学校の転校を機に、私は桜木真紅から、『影小路真紅』と名乗るようになった。
手続きは現在進行形なんだけど、ママとともに、ママの生家へ籍を移すことになった。
誰より何より、紅緒様が望んでいたこと。
ママが、当主夫妻に生まれた双児の姉という立場の直系長姫(ちょっけいちょうき)でありながら養子に出された理由は、占(せん)に出た凶兆(きょうちょう)だったらしい。
よく双児は忌まれるというけど、ママはそういう概念のものではなく、双児と関係なしに凶星(きょうせい)――まがつ星の運命を持っているとか。
私が力の覚醒を得て影小路に入ることになったとき、ママも小路の陰陽師たちと顔を合わせた。
ところが、紅緒様や対面したほかの小路の陰陽師は、誰も凶星をママに見いだせなかったそうだ。
最後に黒ちゃんが、私を――始祖の転生を産んだことで、星の運命が変わってしまったのだろうと言っていた。
天がさだめた運命すら変えてしまう始祖の転生。
その力を、私は自分に迎え入れることを決めた。
覚醒の前夜、私は月御門白桜――白ちゃんを訪ねている。
黎が鬼人であり、自分には陰陽師以外に退鬼師の血が流れていると知って、黎を失いたくないがために、退鬼師としての、陰陽師としての力を捨てることを考えた。
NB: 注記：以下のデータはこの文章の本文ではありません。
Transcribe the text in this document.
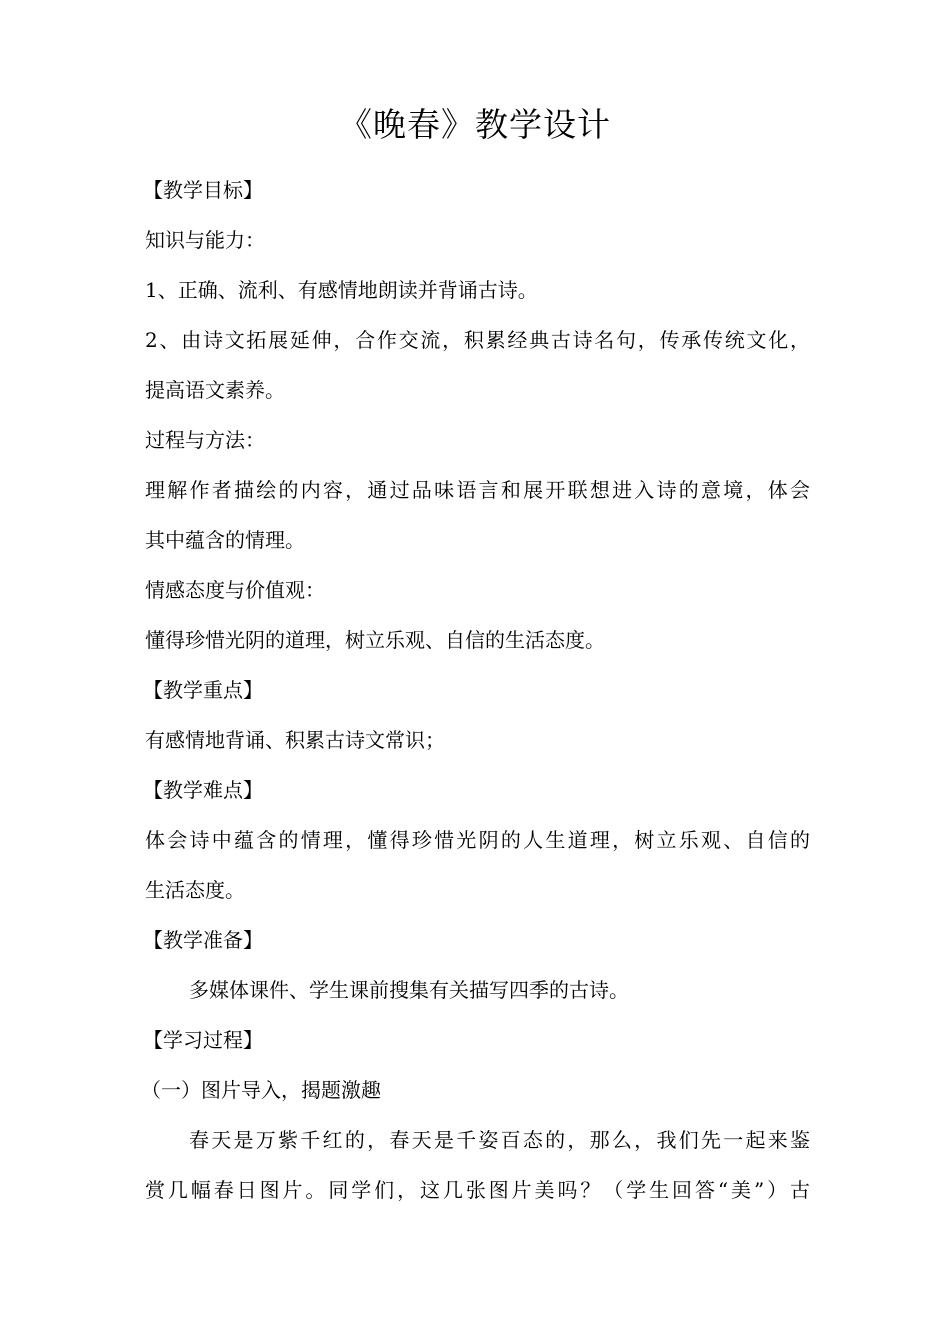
《晚春》教学设计
【教学目标】
知识与能力：
1、正确、流利、有感情地朗读并背诵古诗。
2、由诗文拓展延伸，合作交流，积累经典古诗名句，传承传统文化，
提高语文素养。
过程与方法：
理解作者描绘的内容，通过品味语言和展开联想进入诗的意境，体会
其中蕴含的情理。
情感态度与价值观：
懂得珍惜光阴的道理，树立乐观、自信的生活态度。
【教学重点】
有感情地背诵、积累古诗文常识；
【教学难点】
体会诗中蕴含的情理，懂得珍惜光阴的人生道理，树立乐观、自信的
生活态度。
【教学准备】
多媒体课件、学生课前搜集有关描写四季的古诗。
【学习过程】
（一）图片导入，揭题激趣
春天是万紫千红的，春天是千姿百态的，那么，我们先一起来鉴
赏几幅春日图片。同学们，这几张图片美吗？（学生回答“美”）古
白ちゃんは否定しなかった。つまり、私には選択肢があった。
二度とその力を得られないことを承知で力を捨てるか、力を己のものとして別の道を探すか。
ことは、私が選ぶ前に起こった。
一人の陰陽師の介入によって、私の力の目覚めと、私の力を封じた紅緒様の目覚めの時間が早まった。
それによって黎の命は助かったのだけど。
黎の中に流れる私の、退鬼師としての血は、鬼人であり吸血鬼の、『混ざりもの』の黎の、鬼としての血だけを退鬼した。
黎が混血だったことが幸いしたということだ。
鬼人は人間と鬼、両方の血を引いている。わずかでも、黎には『人間としての血』が流れていた。
それによって生きることが出来た。
黎が完全『鬼』でしかなかったら、黒ちゃんが「変わった退鬼の方法だ」と笑ったこれは叶っていない。
黎と生きること。海雨を助けること。私は、それを選んだ。
「真紅ちゃん、そろそろ時間よー?」
「あっ、はーい」
私は、新しい場所にいる。
違和感の全くない、だが、『真紅』にとっては新しい居場所。
「行ってきまーす!」
私が生きる場所は、私が決めた。